Baffle jetting: CFD analysis of plain jets impinging on fuel rods

Abstract

The risk of baffle jetting exists mainly in pressurized water reactors, which are designed with a counter flow configuration in the core bypass region. Baffle plates are foreseen between core barrel and core, providing the core's lateral restraint and allowing a core bypass flow. A pressure differential establishes between the coolant flow in the core baffle and the upward flow through the core. A part of the coolant bypass flow is directed through the gaps of the baffle plates towards the core. Coolant cross flow through enlarged baffle gaps can result in high velocity jetting in the case of significant pressure differences between core and baffle region.

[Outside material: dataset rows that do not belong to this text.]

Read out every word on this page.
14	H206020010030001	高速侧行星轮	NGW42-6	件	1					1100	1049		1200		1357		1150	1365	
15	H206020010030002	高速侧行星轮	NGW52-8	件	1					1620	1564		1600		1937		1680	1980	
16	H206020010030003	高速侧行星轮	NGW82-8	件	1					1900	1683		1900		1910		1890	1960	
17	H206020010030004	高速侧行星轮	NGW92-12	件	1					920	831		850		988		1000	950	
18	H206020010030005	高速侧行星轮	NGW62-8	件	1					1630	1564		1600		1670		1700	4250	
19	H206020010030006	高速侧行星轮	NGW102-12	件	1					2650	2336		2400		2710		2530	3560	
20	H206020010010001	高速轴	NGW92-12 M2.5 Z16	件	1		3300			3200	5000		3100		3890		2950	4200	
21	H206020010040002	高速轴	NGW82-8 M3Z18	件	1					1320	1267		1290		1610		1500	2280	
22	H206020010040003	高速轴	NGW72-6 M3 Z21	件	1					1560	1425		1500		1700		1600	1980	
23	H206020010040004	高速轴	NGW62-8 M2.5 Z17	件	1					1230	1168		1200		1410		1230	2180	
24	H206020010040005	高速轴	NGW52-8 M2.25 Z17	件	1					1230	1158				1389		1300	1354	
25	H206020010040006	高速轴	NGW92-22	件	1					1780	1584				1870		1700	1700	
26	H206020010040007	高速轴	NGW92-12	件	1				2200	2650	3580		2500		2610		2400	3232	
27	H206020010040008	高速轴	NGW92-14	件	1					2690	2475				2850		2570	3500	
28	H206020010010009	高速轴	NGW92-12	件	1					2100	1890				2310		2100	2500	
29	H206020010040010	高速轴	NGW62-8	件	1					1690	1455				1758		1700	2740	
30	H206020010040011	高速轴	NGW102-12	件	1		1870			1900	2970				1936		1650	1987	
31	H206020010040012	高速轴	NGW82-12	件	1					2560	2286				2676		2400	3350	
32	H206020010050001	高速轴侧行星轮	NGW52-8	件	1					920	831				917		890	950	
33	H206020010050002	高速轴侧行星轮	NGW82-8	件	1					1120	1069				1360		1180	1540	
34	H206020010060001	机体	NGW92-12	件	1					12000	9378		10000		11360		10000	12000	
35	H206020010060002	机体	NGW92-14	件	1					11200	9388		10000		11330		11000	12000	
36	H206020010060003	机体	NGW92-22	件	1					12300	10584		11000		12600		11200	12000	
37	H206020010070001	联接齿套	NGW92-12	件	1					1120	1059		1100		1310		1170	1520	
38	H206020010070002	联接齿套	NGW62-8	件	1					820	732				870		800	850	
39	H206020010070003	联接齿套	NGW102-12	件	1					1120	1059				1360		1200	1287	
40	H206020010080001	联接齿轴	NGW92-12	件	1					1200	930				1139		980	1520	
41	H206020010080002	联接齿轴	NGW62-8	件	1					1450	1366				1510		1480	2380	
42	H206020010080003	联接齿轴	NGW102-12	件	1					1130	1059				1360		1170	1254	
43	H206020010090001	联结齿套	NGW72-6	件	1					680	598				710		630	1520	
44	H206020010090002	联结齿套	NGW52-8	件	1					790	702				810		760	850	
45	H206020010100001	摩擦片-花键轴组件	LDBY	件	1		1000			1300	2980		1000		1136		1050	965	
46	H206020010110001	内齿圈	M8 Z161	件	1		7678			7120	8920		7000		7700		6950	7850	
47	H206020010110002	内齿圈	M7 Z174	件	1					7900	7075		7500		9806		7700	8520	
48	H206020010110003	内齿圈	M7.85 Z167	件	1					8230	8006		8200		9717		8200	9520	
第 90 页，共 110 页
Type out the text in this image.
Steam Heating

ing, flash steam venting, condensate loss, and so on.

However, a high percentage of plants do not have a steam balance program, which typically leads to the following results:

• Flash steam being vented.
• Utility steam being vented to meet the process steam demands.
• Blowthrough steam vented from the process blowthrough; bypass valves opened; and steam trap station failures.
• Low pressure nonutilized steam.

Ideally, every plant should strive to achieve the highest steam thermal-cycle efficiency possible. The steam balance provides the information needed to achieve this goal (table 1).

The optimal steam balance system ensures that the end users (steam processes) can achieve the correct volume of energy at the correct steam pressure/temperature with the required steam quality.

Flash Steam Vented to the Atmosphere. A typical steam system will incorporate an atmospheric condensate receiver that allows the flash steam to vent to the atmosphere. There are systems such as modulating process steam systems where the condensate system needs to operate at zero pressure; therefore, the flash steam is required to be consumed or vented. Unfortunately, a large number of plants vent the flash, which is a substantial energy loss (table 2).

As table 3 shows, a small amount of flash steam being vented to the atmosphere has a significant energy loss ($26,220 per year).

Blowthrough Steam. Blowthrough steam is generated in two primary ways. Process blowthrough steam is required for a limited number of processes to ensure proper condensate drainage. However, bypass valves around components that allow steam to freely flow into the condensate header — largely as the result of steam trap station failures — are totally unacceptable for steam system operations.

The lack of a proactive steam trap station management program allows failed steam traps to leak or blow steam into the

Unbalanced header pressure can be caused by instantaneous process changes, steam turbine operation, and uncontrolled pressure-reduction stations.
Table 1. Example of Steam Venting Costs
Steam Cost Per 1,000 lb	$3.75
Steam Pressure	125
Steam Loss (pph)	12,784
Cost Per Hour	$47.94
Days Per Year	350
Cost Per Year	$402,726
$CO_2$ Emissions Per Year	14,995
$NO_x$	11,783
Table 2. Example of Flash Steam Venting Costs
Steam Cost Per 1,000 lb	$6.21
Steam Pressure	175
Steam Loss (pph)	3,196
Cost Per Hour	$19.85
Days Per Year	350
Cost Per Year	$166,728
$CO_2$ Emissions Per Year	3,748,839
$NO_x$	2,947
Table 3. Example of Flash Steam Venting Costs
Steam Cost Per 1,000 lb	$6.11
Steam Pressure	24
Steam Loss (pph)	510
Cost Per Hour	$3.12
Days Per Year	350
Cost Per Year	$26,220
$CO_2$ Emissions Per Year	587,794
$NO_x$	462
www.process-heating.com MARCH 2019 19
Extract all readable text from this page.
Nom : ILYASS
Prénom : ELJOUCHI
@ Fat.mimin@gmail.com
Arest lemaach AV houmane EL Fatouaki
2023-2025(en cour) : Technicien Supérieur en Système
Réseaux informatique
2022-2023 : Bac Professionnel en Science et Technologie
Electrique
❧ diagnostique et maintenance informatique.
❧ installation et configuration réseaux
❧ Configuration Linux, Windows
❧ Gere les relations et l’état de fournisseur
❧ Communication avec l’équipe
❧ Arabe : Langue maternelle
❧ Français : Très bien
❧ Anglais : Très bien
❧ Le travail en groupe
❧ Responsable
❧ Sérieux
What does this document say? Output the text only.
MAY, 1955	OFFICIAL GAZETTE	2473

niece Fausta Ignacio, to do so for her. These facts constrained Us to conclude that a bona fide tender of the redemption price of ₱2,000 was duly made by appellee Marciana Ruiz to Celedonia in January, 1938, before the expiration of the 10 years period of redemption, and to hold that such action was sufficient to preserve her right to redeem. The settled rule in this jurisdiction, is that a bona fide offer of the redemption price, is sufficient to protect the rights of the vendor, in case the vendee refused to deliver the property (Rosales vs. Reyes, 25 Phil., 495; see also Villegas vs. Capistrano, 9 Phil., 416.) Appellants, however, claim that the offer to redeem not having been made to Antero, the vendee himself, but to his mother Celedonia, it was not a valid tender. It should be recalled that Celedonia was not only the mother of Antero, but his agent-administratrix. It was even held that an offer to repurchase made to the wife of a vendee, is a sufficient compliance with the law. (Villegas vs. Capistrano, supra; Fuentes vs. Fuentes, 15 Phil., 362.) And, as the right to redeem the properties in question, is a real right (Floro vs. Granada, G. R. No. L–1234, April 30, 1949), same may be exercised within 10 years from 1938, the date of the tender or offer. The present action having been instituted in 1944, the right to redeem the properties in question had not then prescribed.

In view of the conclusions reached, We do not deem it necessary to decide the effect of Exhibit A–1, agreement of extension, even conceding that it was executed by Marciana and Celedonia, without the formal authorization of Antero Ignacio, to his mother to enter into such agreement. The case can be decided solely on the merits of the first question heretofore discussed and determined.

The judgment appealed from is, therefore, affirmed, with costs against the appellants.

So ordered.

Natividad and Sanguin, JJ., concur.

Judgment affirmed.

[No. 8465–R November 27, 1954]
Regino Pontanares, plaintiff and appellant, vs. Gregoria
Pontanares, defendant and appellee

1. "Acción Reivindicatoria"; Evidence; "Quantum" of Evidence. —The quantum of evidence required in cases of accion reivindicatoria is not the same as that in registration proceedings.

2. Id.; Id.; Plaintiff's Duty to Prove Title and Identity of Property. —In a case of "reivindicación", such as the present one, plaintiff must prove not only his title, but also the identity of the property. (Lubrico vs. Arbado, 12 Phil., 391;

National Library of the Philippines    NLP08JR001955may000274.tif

These water jets impact onto the fuel rods and may induce rod vibration that can lead to fuel rod failure.Modelling baffle jetting induced vibrations of fuel rods is still a challenge in the field of fluid structure interaction. The present work aims to extend the understanding of the unsteady flow in rod bundles to situations where baffle jetting occurs. As a first step, the used LES modelling method is evaluated on the example of a well documented test case related to fuel rods in cross flow: the flow over a circular cylinder at Re = 3900. In the successive step, the validated modelling method is applied to the CEA PANACHET experiment, mimicking baffle jetting related phenomena. This analysis helped to understand better the flow field of a corner baffle jet and further validated the modelling approach.The flow field in the core baffle corner is finally analysed for realistic reactor conditions. A plain narrow slot jet is injected parallel to a baffle wall through a 1 mm width gap perpendicular to the axial flow of a corner assembly. The analysis of the flow field showed that: (i) Swirling flow exist close to the corner rod. The calculated force coefficients lift and drag of this rod show a dominant fluctuation frequency of about 80 Hz. (ii) The baffle jet impacts on the third rod in jet direction (passing the first two rods without impact). The force coefficients of the third rod do not show a dominant oscillation frequency but show increased oscillation amplitudes. The distinguished fluctuation frequency detected for rod n°1 and the direct impact of the baffle jet on rod n°3 might explain the rod failures that have been detected for these rods.